Nach dem Armeedienst von 1942 bis 1945 studierte Roy Medwedew von 1946 bis 1951 an der philosophischen Fakultät der Leningrader Universität. Danach ging er als Geschichtslehrer aufs Land und wurde 1956 – in diesem Jahr wurde sein im Gulag verstorbener Vater rehabilitiert – Kandidat der KPdSU. Von 1958 bis 1961 arbeitete er als Redakteur und dann als stellvertretender Direktor im Staatsverlag des Ministeriums für Volksbildung; von 1961 bis 1970 als Oberassistent an der Akademie der Pädagogischen Wissenschaften der UdSSR. Für die Zeit danach findet man in den einschlägigen Handbüchern die Angabe „Publizist“.

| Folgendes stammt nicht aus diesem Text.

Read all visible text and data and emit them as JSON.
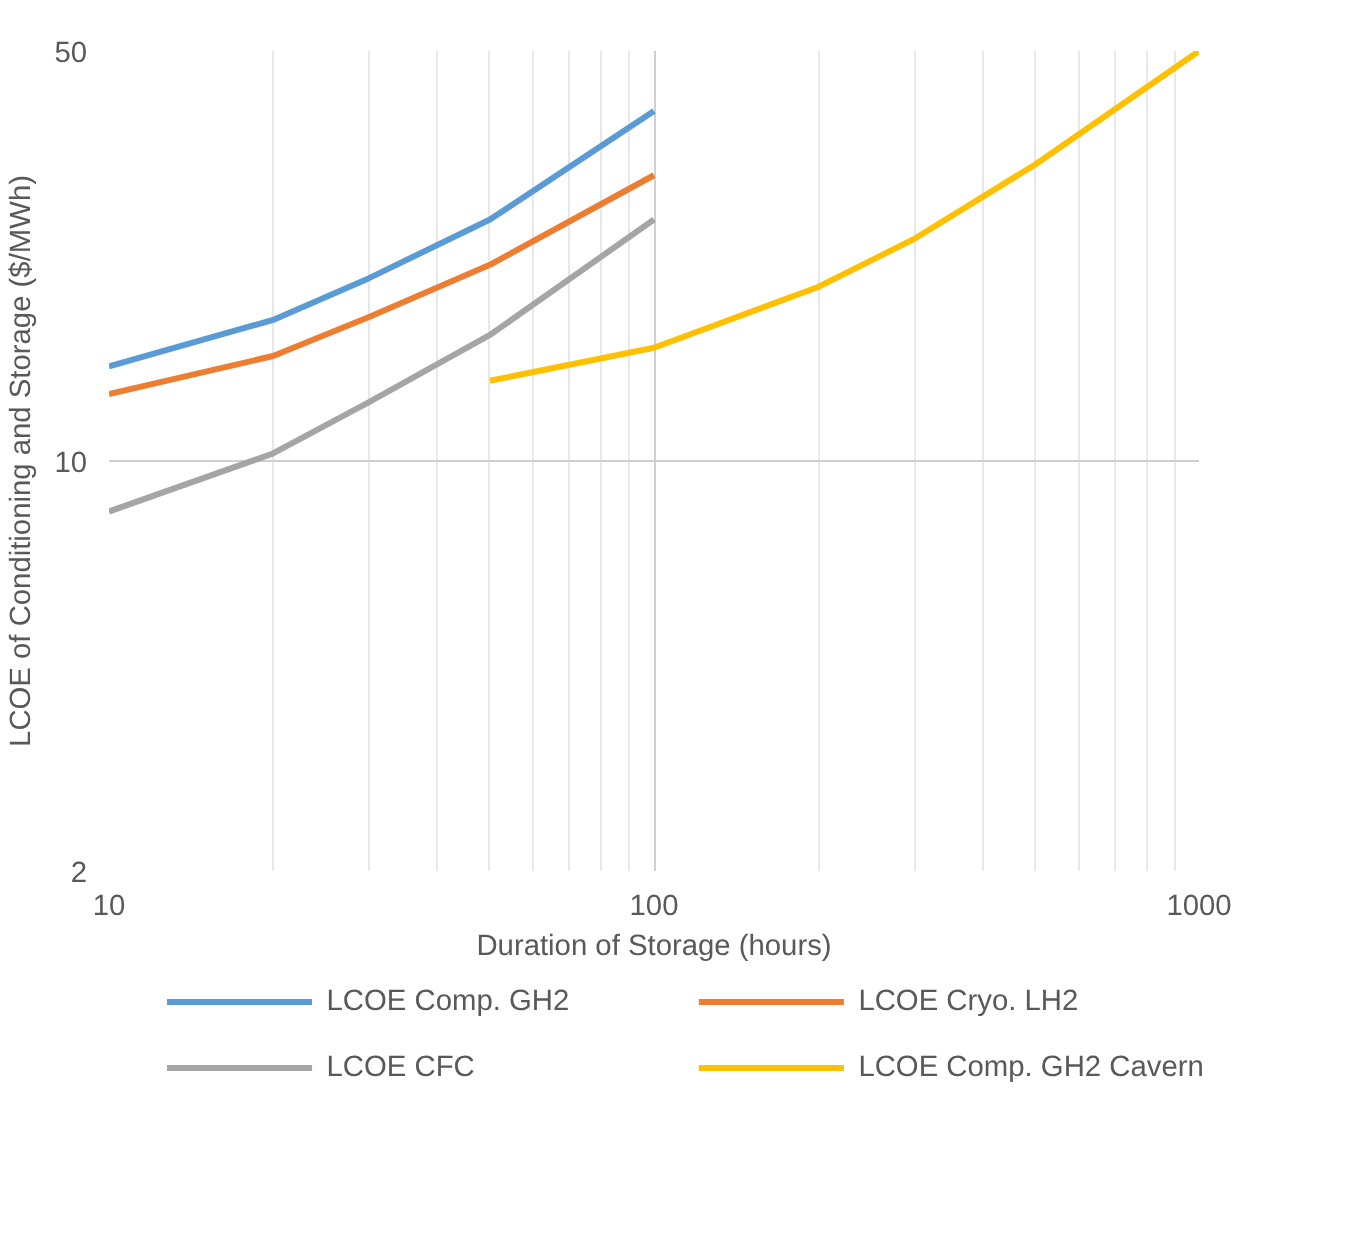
{
  "chart_data": {
    "type": "line",
    "xlabel": "Duration of Storage (hours)",
    "ylabel": "LCOE of Conditioning and Storage ($/MWh)",
    "log": "xy",
    "xlim": [
      10,
      1000
    ],
    "ylim": [
      2,
      50
    ],
    "xticks": [
      10,
      100,
      1000
    ],
    "yticks": [
      2,
      10,
      50
    ],
    "grid": true,
    "legend": "bottom",
    "marker": "none",
    "line_style": "solid",
    "series": [
      {
        "name": "LCOE Comp. GH2",
        "color": "#5b9bd5",
        "x": [
          10,
          20,
          30,
          50,
          100
        ],
        "values": [
          14.5,
          17.4,
          20.5,
          25.8,
          39.5
        ]
      },
      {
        "name": "LCOE Cryo. LH2",
        "color": "#ed7d31",
        "x": [
          10,
          20,
          30,
          50,
          100
        ],
        "values": [
          13.0,
          15.1,
          17.6,
          21.6,
          30.7
        ]
      },
      {
        "name": "LCOE CFC",
        "color": "#a5a5a5",
        "x": [
          10,
          20,
          30,
          50,
          100
        ],
        "values": [
          8.2,
          10.3,
          12.6,
          16.4,
          25.8
        ]
      },
      {
        "name": "LCOE Comp. GH2 Cavern",
        "color": "#ffc000",
        "x": [
          50,
          100,
          200,
          300,
          500,
          1000
        ],
        "values": [
          13.7,
          15.6,
          19.8,
          23.9,
          32.0,
          50
        ]
      }
    ]
  }
}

1989 gehörte der Dissident zu den gewählten Abgeordneten des Obersten Sowjets der UdSSR. Seinem Antrag, ihn wieder in die KPdSU aufzunehmen, trug die Zentrale Parteikontrollkommission Rechnung. Zwanzig Jahre zuvor war Medwedew wegen seines Buches „Vor dem Richterstuhl der Geschichte“ aus der Partei ausgeschlossen worden.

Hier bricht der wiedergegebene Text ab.